LAWRENCEVILLE -- After months organizing the effort, disgruntled residents began an application for recall proceedings against Gwinnett Chairman Charles Bannister.
Randy DeVault, who withdrew applications against Bannister and two other commissioners last December, filed the paperwork a day after commissioners reignited angry protesters by approving a controversial trash collection plan. His last effort began a week after commissioners voted to raise taxes.
According to state law, DeVault has 15 days to gather 100 signatures for the first step of the process. If the application is verified, he has another 45 days to collect signatures from 30 percent of the electorate, or 127,000 registered voters.
"We have several hundred people who are already volunteering their time," said DeVault, who registered his campaign as an LLC this week.
Later this month, he plans to announce hours and locations where people can come to sign a petition at one of eight sites across the county.
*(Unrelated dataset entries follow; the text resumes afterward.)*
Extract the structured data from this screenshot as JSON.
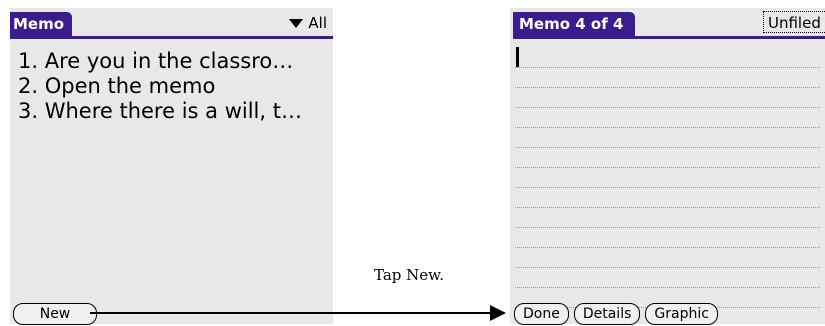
{
  "left_screen": {
    "title": "Memo",
    "category": "All",
    "memos": [
      "1. Are you in the classro…",
      "2. Open the memo",
      "3. Where there is a will, t…"
    ],
    "new_button": "New"
  },
  "annotation": {
    "caption": "Tap New."
  },
  "right_screen": {
    "title": "Memo 4 of 4",
    "category": "Unfiled",
    "buttons": {
      "done": "Done",
      "details": "Details",
      "graphic": "Graphic"
    },
    "line_count": 13
  },
  "colors": {
    "title_bar": "#3a1c8c",
    "screen_background": "#e8e8e8"
  }
}
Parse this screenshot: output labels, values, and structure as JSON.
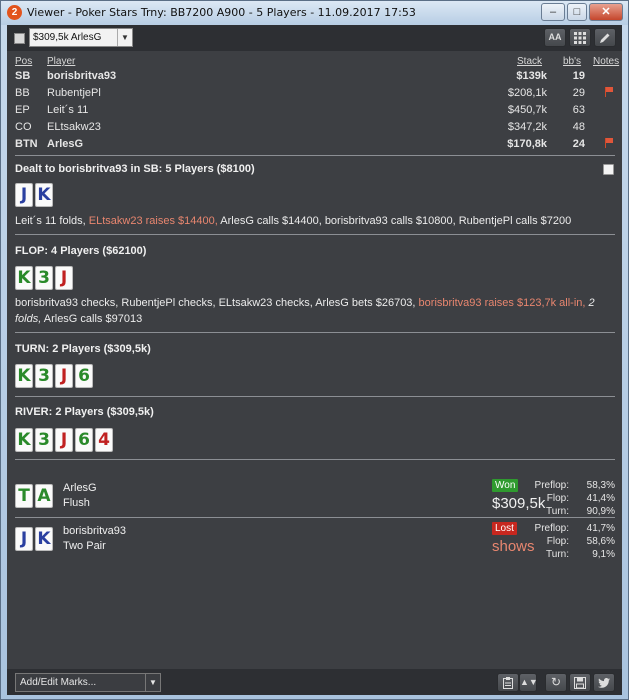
{
  "window": {
    "title": "Viewer - Poker Stars Trny: BB7200 A900 - 5 Players - 11.09.2017 17:53",
    "app_icon": "2",
    "minimize": "–",
    "maximize": "□",
    "close": "✕"
  },
  "toolbar": {
    "hand_select_value": "$309,5k ArlesG",
    "font_btn": "AA",
    "grid_icon": "grid-icon",
    "edit_icon": "pencil-icon"
  },
  "players": {
    "headers": {
      "pos": "Pos",
      "player": "Player",
      "stack": "Stack",
      "bbs": "bb's",
      "notes": "Notes"
    },
    "rows": [
      {
        "pos": "SB",
        "name": "borisbritva93",
        "stack": "$139k",
        "bbs": "19",
        "bold": true,
        "flag": false
      },
      {
        "pos": "BB",
        "name": "RubentjePl",
        "stack": "$208,1k",
        "bbs": "29",
        "bold": false,
        "flag": true
      },
      {
        "pos": "EP",
        "name": "Leit´s 11",
        "stack": "$450,7k",
        "bbs": "63",
        "bold": false,
        "flag": false
      },
      {
        "pos": "CO",
        "name": "ELtsakw23",
        "stack": "$347,2k",
        "bbs": "48",
        "bold": false,
        "flag": false
      },
      {
        "pos": "BTN",
        "name": "ArlesG",
        "stack": "$170,8k",
        "bbs": "24",
        "bold": true,
        "flag": true
      }
    ]
  },
  "preflop": {
    "title": "Dealt to borisbritva93 in SB: 5 Players ($8100)",
    "cards": [
      {
        "r": "J",
        "c": "blue"
      },
      {
        "r": "K",
        "c": "blue"
      }
    ],
    "a1": "Leit´s 11 folds, ",
    "a2": "ELtsakw23 raises $14400,",
    "a3": " ArlesG calls $14400, borisbritva93 calls $10800, RubentjePl calls $7200"
  },
  "flop": {
    "title": "FLOP: 4 Players ($62100)",
    "cards": [
      {
        "r": "K",
        "c": "green"
      },
      {
        "r": "3",
        "c": "green"
      },
      {
        "r": "J",
        "c": "red"
      }
    ],
    "a1": "borisbritva93 checks, RubentjePl checks, ELtsakw23 checks, ArlesG bets $26703, ",
    "a2": "borisbritva93 raises $123,7k all-in,",
    "a3": " 2 folds,",
    "a4": " ArlesG calls $97013"
  },
  "turn": {
    "title": "TURN: 2 Players ($309,5k)",
    "cards": [
      {
        "r": "K",
        "c": "green"
      },
      {
        "r": "3",
        "c": "green"
      },
      {
        "r": "J",
        "c": "red"
      },
      {
        "r": "6",
        "c": "green"
      }
    ]
  },
  "river": {
    "title": "RIVER: 2 Players ($309,5k)",
    "cards": [
      {
        "r": "K",
        "c": "green"
      },
      {
        "r": "3",
        "c": "green"
      },
      {
        "r": "J",
        "c": "red"
      },
      {
        "r": "6",
        "c": "green"
      },
      {
        "r": "4",
        "c": "red"
      }
    ]
  },
  "results": [
    {
      "name": "ArlesG",
      "hand": "Flush",
      "badge": "Won",
      "amount": "$309,5k",
      "cards": [
        {
          "r": "T",
          "c": "green"
        },
        {
          "r": "A",
          "c": "green"
        }
      ],
      "eq": {
        "preflop_label": "Preflop:",
        "preflop": "58,3%",
        "flop_label": "Flop:",
        "flop": "41,4%",
        "turn_label": "Turn:",
        "turn": "90,9%"
      }
    },
    {
      "name": "borisbritva93",
      "hand": "Two Pair",
      "badge": "Lost",
      "amount": "shows",
      "cards": [
        {
          "r": "J",
          "c": "blue"
        },
        {
          "r": "K",
          "c": "blue"
        }
      ],
      "eq": {
        "preflop_label": "Preflop:",
        "preflop": "41,7%",
        "flop_label": "Flop:",
        "flop": "58,6%",
        "turn_label": "Turn:",
        "turn": "9,1%"
      }
    }
  ],
  "bottom": {
    "marks_placeholder": "Add/Edit Marks..."
  },
  "colors": {
    "accent_raise": "#e8866f",
    "won": "#2f9a2f",
    "lost": "#c7271f"
  }
}
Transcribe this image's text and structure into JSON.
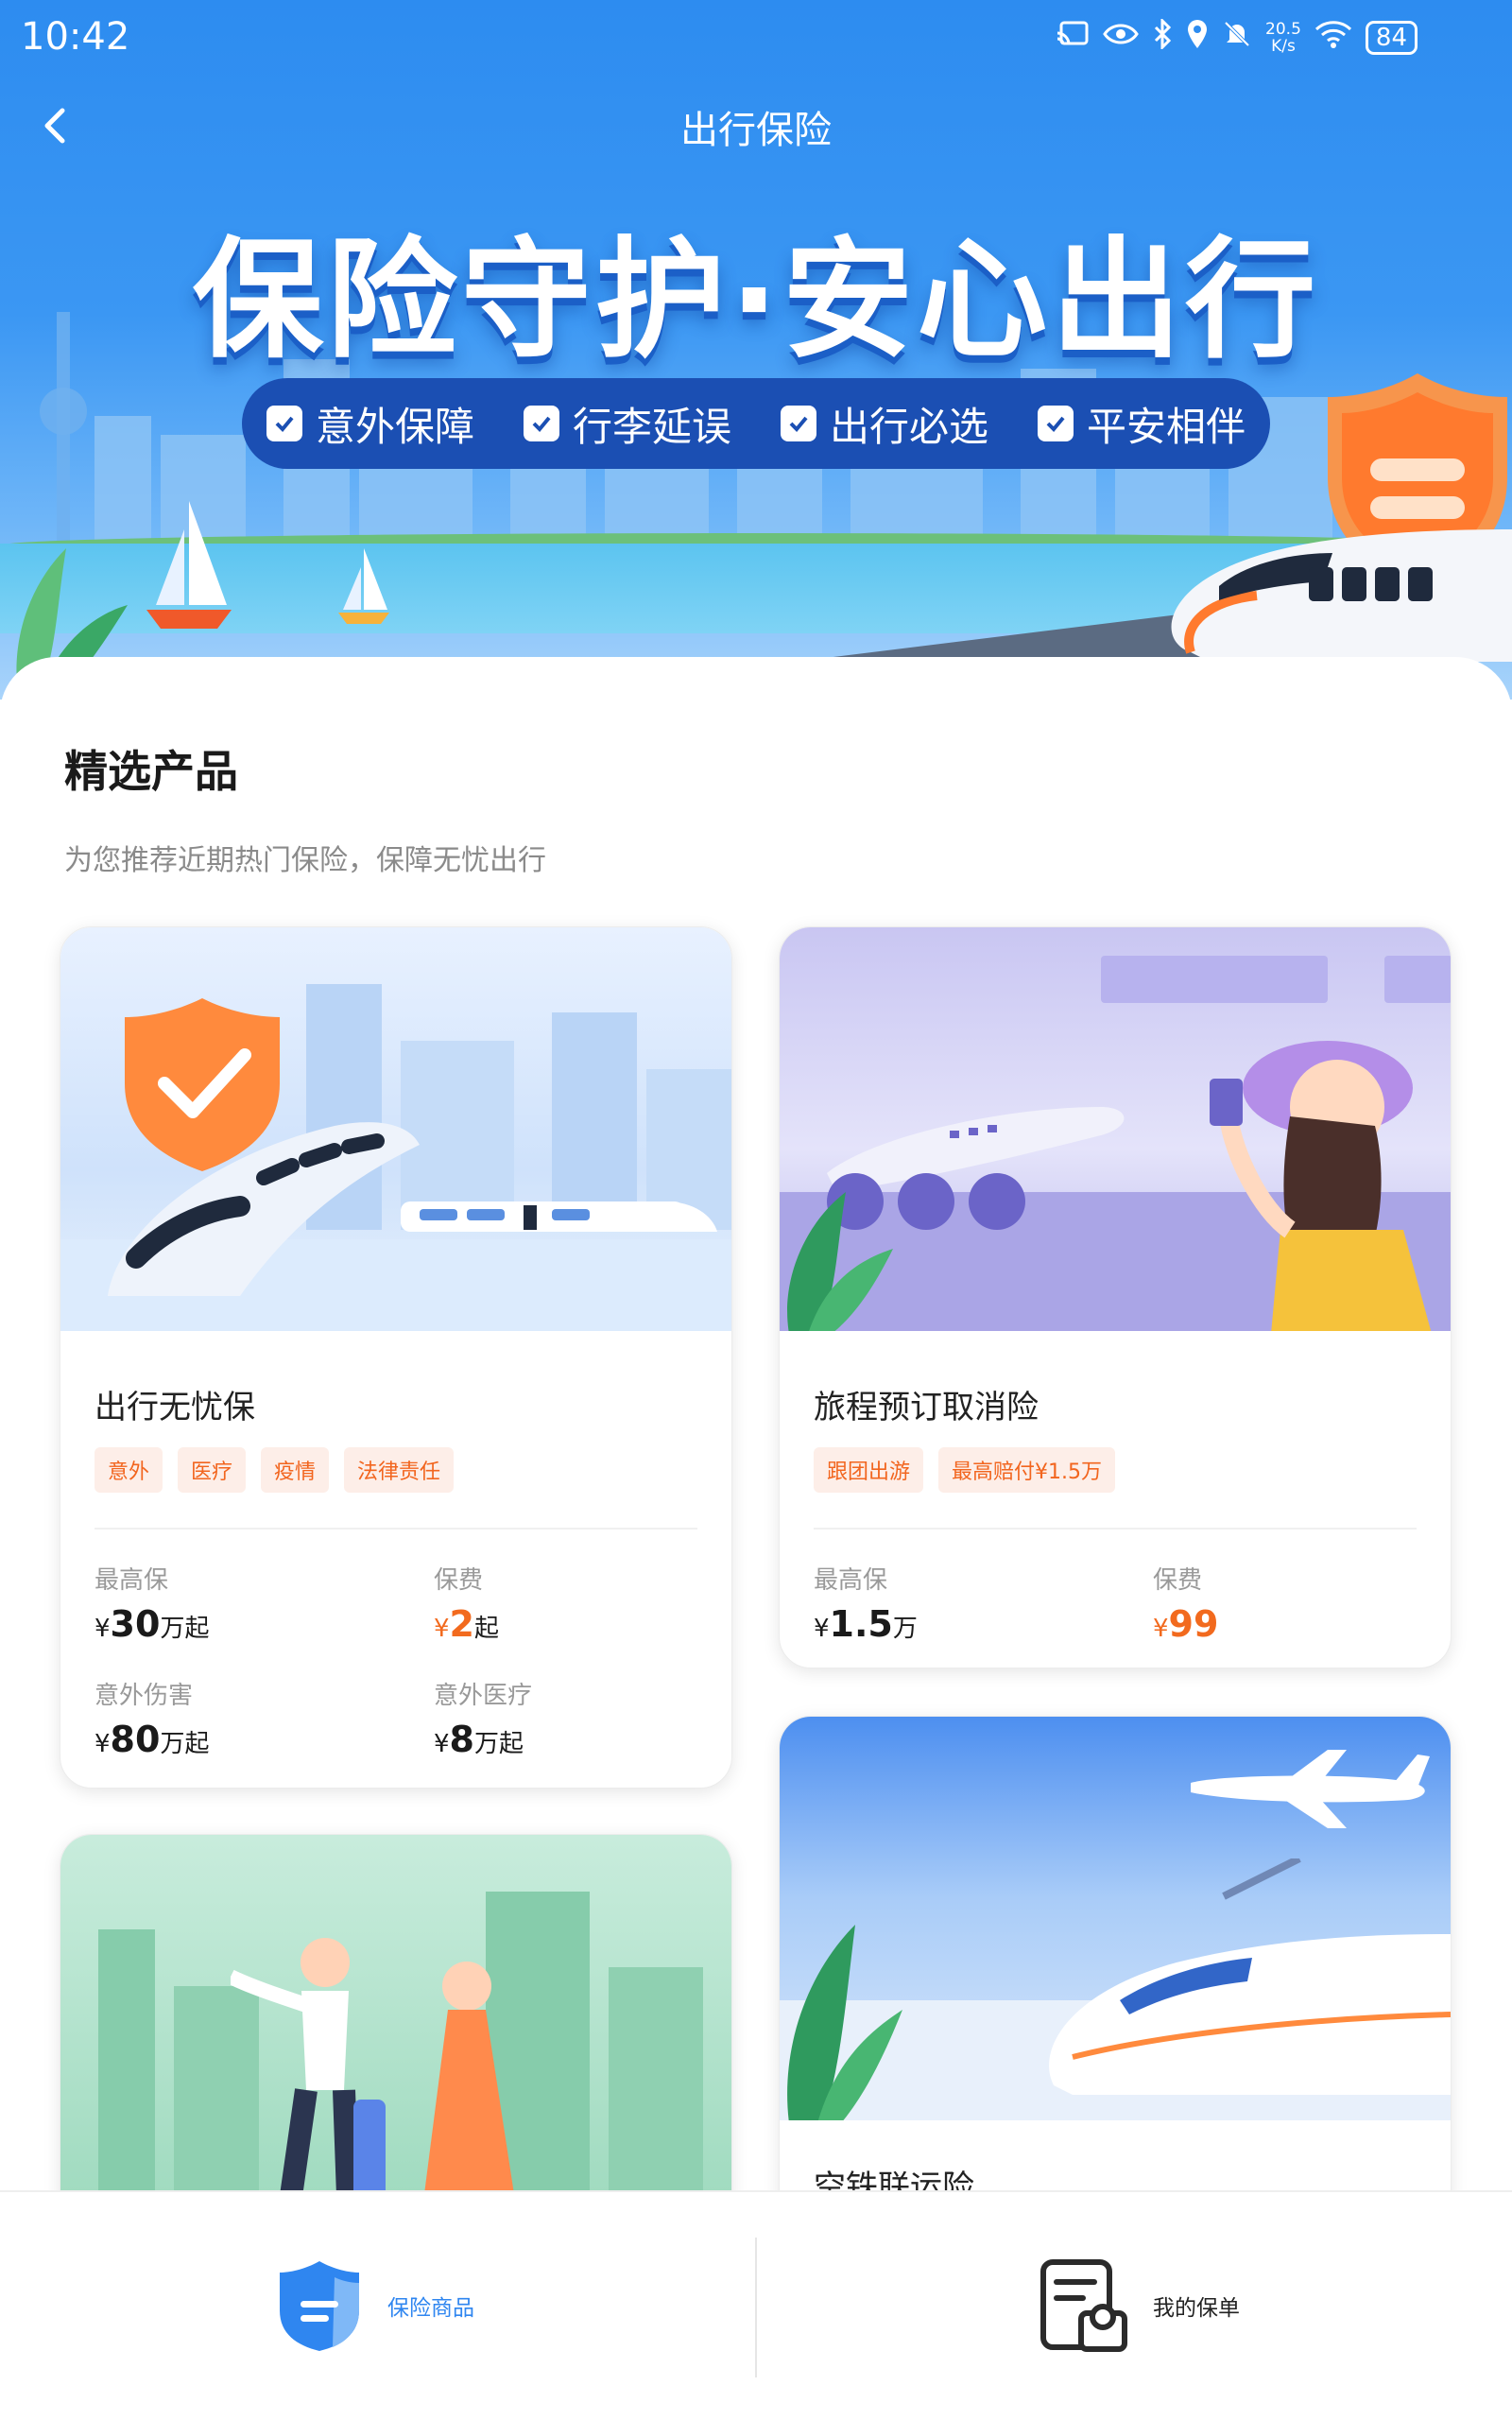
{
  "status_bar": {
    "time": "10:42",
    "net_speed_value": "20.5",
    "net_speed_unit": "K/s",
    "battery": "84"
  },
  "nav": {
    "title": "出行保险"
  },
  "hero": {
    "slogan": "保险守护·安心出行",
    "features": [
      "意外保障",
      "行李延误",
      "出行必选",
      "平安相伴"
    ]
  },
  "section": {
    "title": "精选产品",
    "subtitle": "为您推荐近期热门保险，保障无忧出行"
  },
  "products": [
    {
      "name": "出行无忧保",
      "tags": [
        "意外",
        "医疗",
        "疫情",
        "法律责任"
      ],
      "stats": [
        {
          "label": "最高保",
          "currency": "¥",
          "amount": "30",
          "unit": "万起"
        },
        {
          "label": "保费",
          "currency": "¥",
          "amount": "2",
          "unit": "起"
        },
        {
          "label": "意外伤害",
          "currency": "¥",
          "amount": "80",
          "unit": "万起"
        },
        {
          "label": "意外医疗",
          "currency": "¥",
          "amount": "8",
          "unit": "万起"
        }
      ]
    },
    {
      "name": "旅程预订取消险",
      "tags": [
        "跟团出游",
        "最高赔付¥1.5万"
      ],
      "stats": [
        {
          "label": "最高保",
          "currency": "¥",
          "amount": "1.5",
          "unit": "万"
        },
        {
          "label": "保费",
          "currency": "¥",
          "amount": "99",
          "unit": ""
        }
      ]
    },
    {
      "name": ""
    },
    {
      "name": "空铁联运险"
    }
  ],
  "tabbar": {
    "tabs": [
      {
        "label": "保险商品",
        "active": true
      },
      {
        "label": "我的保单",
        "active": false
      }
    ]
  },
  "colors": {
    "primary": "#2d8cf0",
    "accent_orange": "#f26a1e",
    "pill": "#1b4fb3"
  }
}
DeVault said he plans to use churches that also act as polling precincts, which will be manned by volunteers.
DeVault said he is pursuing the recall because of Bannister's "spend, spend attitude."
Bannister, who has been involved in politics for three decades, including time as Lilburn's mayor and nearly two decades in the General Assembly, said his feelings aren't hurt by the effort.
But he added that he has no authority alone in the county, as any action requires three votes from the Board of Commissioners.
"It's not that anything has been done wrong. People are upset, period," he said, adding that the garbage proposal has a long list of issues including state mandates and several lawsuits. "We'll deal with (the petition) as it comes forward."